I try to encourage people to come in for preventative eye care yearly, but there are a few misconceptions that get in the way of my advice and keep patients from getting examined. I’d like to take a moment to expose these myths and address them so I can get more patients to be proactive about protecting their eyes.

  • “I see fine, so my eyes must be healthy.” This couldn’t be a more false (and dangerous) assumption. Many diseases do not have noticeable symptoms until they’ve reached a severe state and/or caused permanent vision loss. Should you wait for a heart attack to get your blood pressure checked? Of course not. Similarly, should you wait for irreversible vision loss before you get your eye health checked? Even if you have good vision and no need for prescription glasses, you could still have eye disease.
  • “I don’t want to wear glasses.” Even if it’s discovered that a glasses prescription would help you see more clearly, you still have the right to refuse correction (assuming you’ve passed your driver’s test) and can still have a thorough eye health examination. My job (just like any eye care provider) is to ensure you have a lifetime of good vision by detecting eye diseases and problems, and recommending possible treatments and solutions.
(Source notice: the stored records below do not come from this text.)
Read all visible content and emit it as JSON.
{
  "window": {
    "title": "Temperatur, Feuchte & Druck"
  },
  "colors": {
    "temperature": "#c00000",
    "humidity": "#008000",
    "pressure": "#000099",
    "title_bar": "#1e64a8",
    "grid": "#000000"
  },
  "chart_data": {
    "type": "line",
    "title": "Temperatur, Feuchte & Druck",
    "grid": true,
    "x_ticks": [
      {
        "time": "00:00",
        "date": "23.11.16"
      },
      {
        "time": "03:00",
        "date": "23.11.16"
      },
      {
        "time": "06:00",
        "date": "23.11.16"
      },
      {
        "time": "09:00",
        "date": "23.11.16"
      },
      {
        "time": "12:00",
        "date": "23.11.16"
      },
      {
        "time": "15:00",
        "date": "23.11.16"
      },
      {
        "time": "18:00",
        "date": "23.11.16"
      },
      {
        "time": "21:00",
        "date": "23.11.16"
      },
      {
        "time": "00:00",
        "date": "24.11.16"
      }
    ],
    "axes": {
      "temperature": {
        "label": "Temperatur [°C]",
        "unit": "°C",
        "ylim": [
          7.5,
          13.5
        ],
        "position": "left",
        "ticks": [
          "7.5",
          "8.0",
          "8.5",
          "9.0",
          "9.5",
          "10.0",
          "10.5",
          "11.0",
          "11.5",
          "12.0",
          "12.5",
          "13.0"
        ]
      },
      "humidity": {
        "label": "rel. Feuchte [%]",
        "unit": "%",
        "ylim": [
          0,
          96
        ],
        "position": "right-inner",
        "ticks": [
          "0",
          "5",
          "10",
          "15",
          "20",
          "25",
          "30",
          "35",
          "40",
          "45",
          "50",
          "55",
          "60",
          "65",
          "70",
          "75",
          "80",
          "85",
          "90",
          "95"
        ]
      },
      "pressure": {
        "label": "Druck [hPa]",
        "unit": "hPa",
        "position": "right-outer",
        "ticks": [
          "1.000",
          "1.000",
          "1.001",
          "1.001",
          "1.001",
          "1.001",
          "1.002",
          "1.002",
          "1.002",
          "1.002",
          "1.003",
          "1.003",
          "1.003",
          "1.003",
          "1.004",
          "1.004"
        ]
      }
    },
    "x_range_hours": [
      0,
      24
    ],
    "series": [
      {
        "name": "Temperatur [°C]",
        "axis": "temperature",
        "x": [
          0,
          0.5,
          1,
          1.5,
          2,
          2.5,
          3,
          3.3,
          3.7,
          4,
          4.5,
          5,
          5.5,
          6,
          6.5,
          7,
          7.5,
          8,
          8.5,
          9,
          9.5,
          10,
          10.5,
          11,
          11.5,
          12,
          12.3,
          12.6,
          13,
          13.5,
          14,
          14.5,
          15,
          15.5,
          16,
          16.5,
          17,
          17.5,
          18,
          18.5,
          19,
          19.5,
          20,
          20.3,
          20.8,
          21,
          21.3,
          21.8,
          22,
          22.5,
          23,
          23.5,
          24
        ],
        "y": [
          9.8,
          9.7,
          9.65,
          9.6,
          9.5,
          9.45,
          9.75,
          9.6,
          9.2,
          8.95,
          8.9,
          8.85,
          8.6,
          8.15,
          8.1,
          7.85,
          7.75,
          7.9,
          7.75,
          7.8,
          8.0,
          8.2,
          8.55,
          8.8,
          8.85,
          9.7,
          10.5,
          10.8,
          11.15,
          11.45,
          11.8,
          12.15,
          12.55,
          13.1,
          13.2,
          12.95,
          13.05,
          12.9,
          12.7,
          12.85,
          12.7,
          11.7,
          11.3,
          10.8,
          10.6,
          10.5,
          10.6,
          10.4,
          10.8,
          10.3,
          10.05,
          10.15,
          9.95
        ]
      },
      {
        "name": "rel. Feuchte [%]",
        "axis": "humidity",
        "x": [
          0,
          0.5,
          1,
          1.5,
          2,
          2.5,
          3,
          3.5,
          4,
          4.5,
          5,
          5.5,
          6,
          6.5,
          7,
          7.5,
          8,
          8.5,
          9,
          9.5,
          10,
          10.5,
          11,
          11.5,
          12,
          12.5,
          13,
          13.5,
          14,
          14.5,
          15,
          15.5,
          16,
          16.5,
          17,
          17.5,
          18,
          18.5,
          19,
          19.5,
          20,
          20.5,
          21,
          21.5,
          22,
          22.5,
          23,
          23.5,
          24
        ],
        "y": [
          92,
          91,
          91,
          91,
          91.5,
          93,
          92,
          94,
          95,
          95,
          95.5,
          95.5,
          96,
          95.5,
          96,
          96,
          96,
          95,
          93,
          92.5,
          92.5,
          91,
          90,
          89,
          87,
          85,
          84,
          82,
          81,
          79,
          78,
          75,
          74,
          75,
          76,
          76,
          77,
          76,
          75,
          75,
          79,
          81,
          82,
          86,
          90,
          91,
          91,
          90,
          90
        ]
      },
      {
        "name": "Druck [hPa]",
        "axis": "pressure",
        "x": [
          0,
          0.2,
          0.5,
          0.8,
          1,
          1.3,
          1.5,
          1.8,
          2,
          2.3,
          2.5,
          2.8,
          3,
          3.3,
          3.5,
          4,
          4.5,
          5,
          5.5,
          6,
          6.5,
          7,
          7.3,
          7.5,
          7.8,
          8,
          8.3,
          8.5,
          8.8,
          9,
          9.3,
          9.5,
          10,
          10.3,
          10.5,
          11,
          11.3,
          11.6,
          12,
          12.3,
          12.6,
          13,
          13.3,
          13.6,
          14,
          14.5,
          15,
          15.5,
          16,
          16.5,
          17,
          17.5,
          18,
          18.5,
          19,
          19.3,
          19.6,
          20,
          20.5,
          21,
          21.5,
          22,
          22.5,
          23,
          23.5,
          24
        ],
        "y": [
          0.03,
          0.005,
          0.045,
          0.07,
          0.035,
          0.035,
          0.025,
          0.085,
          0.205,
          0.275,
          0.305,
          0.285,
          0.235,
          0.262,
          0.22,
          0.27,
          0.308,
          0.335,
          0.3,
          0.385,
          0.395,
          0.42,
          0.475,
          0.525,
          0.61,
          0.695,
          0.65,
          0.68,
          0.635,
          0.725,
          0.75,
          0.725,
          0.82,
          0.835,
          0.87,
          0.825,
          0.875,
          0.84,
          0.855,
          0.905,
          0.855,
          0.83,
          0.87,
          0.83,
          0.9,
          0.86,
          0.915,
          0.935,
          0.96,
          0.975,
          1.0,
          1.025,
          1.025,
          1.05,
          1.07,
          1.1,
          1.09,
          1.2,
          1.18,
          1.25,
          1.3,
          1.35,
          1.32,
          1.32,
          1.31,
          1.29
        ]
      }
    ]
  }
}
You should be able to discuss honestly and openly your concerns and preferences for your treatment plan with your doctor. It’s logical to think that everyone should have the clearest vision possible, particularly since we all share the same roads and highways. If you disagree, then it’s likely that you have a personal or emotional reason (such as a dislike for how you might look in glasses, or a fear of becoming dependent on glasses) and you should ask your doctor to consider other options for vision correction.

In any event, don’t let a dislike for glasses (or just plain stubbornness or ignorance) prevent you from getting checked for eye disease. Knowing more about your vision and eye health is never a bad thing, even if you choose not to proceed with any recommended treatment.

  • “My child never complains, so their eyes must be fine.” I also hear the alternative to this: “My child doesn’t have any trouble seeing the TV or baseball,” etc. Over 80 percent of learning is done through visual cues, and eye alignment, eye teaming skills and other subtle eye coordination problems are crucial in early learning and development. Unfortunately, most vision screenings (whether through a school or at a pediatrician’s office) only check distance vision, and do not evaluate near vision, eye coordination/alignment or eye health.

Please do not assume your child has perfect vision unless it’s confirmed by an eye care specialist. Regular examination and preventative care is just as important for eyes as it is for overall health. Vaccinations help prevent childhood diseases, and early eye exams help prevent learning problems and difficulties in school. Get your child (and yourself) checked out today!